Константин открыл глаза.
— Который час?
— Скоро десять.
— Черт! Проспали! — Константин резко сел на кровати.
— Успокойся, сегодня воскресенье.
— Воскресенье? — Костя с облегчением рухнул обратно на подушку. — Тогда какого черта ты меня разбудила?
— Хочу кофе в постель, — капризно сказала Люба.
— Ну, привет. Это повод лишать меня сладкого утреннего сна?
— Я, между прочим, удивляюсь, что в нынешних обстоятельствах ты вообще способен на сладкий сон.
— Успокойся. Все идет отлично. Договор с Герасимцом подписан, на этой неделе заключу еще три.
— Не боишься, что дойдет до Катерины?
— Каким образом? Ей сейчас не до того. Занята вертолетом. С ним, между прочим, проблемы, — не без злорадства сказал Константин. — Человек, с которым Катерину попросили связаться, должен был приехать еще три дня назад, но пока не приехал. Ей все время говорят: позвоните завтра.
— Это, конечно, ты подстроил?
— Ты меня переоцениваешь. Просто, на редкость, удачное стечение обстоятельств.

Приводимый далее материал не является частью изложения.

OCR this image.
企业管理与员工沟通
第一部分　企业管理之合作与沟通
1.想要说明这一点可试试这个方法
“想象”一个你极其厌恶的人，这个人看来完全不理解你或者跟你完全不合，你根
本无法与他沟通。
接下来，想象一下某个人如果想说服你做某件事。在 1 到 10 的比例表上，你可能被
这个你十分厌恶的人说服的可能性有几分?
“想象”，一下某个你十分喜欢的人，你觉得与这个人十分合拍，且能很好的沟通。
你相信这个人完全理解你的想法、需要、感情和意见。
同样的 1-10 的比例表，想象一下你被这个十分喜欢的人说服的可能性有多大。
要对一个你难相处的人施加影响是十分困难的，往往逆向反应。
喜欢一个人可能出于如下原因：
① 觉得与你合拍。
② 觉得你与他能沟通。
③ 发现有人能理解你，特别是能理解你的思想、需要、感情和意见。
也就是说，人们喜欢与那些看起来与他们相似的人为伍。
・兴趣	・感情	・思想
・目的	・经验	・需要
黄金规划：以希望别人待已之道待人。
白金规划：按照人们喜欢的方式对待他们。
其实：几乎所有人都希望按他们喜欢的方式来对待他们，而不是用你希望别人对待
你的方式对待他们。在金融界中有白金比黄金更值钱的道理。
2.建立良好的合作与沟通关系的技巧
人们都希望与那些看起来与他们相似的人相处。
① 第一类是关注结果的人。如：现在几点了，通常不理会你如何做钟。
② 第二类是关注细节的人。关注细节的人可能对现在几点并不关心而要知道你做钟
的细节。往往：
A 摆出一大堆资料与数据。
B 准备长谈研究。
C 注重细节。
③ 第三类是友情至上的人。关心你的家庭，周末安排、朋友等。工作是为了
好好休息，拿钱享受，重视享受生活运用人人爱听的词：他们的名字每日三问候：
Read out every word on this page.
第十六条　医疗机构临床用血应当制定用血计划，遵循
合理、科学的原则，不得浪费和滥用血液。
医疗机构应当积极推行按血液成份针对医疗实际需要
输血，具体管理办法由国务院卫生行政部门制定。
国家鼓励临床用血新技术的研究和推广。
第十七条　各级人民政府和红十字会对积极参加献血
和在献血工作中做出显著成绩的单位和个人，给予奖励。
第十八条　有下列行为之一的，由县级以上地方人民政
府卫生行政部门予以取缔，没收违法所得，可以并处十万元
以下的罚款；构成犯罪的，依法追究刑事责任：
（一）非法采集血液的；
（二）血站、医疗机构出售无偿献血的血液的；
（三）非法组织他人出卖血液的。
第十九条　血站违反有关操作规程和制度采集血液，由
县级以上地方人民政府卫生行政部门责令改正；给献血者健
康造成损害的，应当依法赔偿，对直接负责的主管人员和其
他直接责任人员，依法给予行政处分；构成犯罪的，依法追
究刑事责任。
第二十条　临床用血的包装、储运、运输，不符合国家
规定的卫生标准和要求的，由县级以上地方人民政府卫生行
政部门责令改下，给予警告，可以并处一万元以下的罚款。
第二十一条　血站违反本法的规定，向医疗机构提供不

— Да уж. Действительно удачное. А то прыгнет Юрий в этот вертолет — и: «Здравствуйте, Константин Эдуардович. Что у нас здесь новенького?»
Константин пихнул Любу в бок.
— Еще накаркаешь. По деревянному постучи.
— С удовольствием, — та немедленно запустила руку в постель.
— Эй-эй, — Константин перехватил ее ладонь. — А как же кофе?
— Потом. — Люба обвила любовника свободной рукой. — После свадьбы.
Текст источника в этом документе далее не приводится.